Thrombophilia testing and its interpretation are part of hematopathology because they help characterize a thrombotic tendency, but a positive result does not by itself determine outcomes or treatment. This entry describes the biology and laboratory categories as reference material; it provides no guidance on whom to test, anticoagulation, or duration of therapy, all of which require individualized specialist assessment.

Epidemiology

Factor V Leiden is the most common inherited thrombophilia in populations of European ancestry and is more prevalent than the prothrombin G20210A variant, while antithrombin, protein C, and protein S deficiencies are individually rarer but tend to confer higher relative risk. The clinical effect of these variants on recurrent venous thromboembolism is generally modest compared with major clinical risk factors.

History

The natural anticoagulant deficiencies (antithrombin, then protein C and protein S) were identified across the 1960s to 1980s as causes of familial thrombosis.
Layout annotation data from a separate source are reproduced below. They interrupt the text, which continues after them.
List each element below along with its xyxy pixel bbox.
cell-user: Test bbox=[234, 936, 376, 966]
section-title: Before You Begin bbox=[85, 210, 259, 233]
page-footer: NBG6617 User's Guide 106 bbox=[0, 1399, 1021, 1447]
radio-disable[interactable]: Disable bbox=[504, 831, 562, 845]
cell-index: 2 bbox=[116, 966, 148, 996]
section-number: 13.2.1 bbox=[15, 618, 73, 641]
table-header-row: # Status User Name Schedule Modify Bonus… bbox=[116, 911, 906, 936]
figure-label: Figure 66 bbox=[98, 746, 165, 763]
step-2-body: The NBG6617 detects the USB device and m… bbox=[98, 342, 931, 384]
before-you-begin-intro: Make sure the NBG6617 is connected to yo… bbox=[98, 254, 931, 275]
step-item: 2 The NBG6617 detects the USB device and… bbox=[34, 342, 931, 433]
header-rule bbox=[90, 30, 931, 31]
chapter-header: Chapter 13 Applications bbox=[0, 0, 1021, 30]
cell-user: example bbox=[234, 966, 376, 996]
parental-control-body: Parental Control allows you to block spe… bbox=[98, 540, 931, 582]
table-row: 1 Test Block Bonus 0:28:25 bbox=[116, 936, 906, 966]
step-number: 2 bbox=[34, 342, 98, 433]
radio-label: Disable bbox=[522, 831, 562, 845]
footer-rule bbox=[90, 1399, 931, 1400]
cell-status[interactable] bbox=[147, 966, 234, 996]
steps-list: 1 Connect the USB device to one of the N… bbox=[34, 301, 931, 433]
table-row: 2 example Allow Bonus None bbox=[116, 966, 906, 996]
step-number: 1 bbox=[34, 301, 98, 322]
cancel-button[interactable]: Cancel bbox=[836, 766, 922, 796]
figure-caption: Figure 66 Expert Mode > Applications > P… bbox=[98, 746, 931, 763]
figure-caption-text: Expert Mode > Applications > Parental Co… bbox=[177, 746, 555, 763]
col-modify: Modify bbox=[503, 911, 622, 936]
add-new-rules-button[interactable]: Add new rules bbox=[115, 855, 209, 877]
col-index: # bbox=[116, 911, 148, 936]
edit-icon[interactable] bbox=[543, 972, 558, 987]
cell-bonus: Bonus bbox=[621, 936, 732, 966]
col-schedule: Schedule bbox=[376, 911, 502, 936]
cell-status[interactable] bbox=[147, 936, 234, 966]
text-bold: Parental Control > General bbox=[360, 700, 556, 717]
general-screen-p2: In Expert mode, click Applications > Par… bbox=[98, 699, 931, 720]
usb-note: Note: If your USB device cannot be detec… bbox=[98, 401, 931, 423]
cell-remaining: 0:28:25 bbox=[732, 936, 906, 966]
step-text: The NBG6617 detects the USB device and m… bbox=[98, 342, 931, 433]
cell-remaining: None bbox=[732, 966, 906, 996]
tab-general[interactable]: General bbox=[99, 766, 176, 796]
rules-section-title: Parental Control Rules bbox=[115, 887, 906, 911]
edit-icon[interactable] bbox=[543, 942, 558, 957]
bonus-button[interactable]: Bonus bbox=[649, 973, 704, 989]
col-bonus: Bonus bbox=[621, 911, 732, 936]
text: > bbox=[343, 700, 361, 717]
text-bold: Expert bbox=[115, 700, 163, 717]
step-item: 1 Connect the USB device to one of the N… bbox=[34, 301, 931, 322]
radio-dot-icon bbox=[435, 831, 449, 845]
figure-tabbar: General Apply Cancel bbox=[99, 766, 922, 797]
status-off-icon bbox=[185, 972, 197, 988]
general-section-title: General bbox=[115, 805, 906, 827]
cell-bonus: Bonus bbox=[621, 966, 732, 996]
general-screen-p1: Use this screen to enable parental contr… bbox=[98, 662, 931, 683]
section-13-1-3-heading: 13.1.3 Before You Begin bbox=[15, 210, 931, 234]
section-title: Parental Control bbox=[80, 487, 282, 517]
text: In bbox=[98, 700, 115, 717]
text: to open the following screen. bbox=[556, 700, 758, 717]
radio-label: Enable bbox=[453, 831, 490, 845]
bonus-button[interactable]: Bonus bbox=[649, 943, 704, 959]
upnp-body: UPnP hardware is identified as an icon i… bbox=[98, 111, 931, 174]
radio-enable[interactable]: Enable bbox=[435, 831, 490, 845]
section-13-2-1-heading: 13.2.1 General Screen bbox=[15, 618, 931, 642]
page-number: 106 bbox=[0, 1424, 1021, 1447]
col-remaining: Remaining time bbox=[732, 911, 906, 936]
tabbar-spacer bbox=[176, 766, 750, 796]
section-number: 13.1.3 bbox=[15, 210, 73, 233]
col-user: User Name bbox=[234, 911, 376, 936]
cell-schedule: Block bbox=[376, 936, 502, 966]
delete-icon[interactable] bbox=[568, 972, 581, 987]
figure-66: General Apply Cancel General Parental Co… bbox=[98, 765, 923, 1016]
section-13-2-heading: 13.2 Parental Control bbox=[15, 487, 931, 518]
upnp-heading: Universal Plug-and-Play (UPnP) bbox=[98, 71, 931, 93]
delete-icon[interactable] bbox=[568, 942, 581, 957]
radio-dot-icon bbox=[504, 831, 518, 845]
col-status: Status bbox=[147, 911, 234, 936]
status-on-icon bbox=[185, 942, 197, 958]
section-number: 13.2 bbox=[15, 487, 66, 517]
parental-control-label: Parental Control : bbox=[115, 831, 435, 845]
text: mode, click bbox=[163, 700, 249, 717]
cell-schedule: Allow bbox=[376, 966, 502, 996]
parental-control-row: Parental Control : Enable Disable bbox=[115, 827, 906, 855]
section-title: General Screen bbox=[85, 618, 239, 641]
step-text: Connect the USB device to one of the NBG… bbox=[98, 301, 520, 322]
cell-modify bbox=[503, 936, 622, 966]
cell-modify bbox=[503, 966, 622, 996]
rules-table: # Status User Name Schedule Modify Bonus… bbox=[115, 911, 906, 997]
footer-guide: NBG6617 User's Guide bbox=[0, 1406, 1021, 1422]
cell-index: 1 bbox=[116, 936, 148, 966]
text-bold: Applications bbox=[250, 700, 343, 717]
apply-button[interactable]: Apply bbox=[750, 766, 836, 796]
The field was transformed in 1993-1994 when activated protein C resistance was described and traced by Bertina and colleagues to a single point mutation in factor V (factor V Leiden), soon followed by the prothrombin G20210A variant, establishing thrombophilia as a common, often multifactorial trait.

Debates

How much does inherited thrombophilia affect recurrence risk?
Prospective cohort data indicate that common inherited thrombophilias contribute less to the risk of recurrent venous thromboembolism than major clinical factors, which has tempered enthusiasm for routine thrombophilia testing.

Key figures

  • Björn Dahlbäck
  • Rogier Bertina
  • Frits Rosendaal
  • Trevor Baglin

Related topics

Seminal works

  • bertina-1994
  • dahlback-2008
  • baglin-2003

Frequently asked questions

What is factor V Leiden?
Factor V Leiden is a common inherited variant of coagulation factor V that resists inactivation by activated protein C, a phenomenon called activated protein C resistance. This shifts the hemostatic balance toward clotting and is the most frequent inherited thrombophilia in people of European ancestry.
Does having a thrombophilia mean a clot is inevitable?
No. Many carriers of inherited thrombophilic variants never develop thrombosis. Venous thrombosis is usually multifactorial, emerging when a predisposition combines with acquired triggers such as surgery, immobilization, or pregnancy.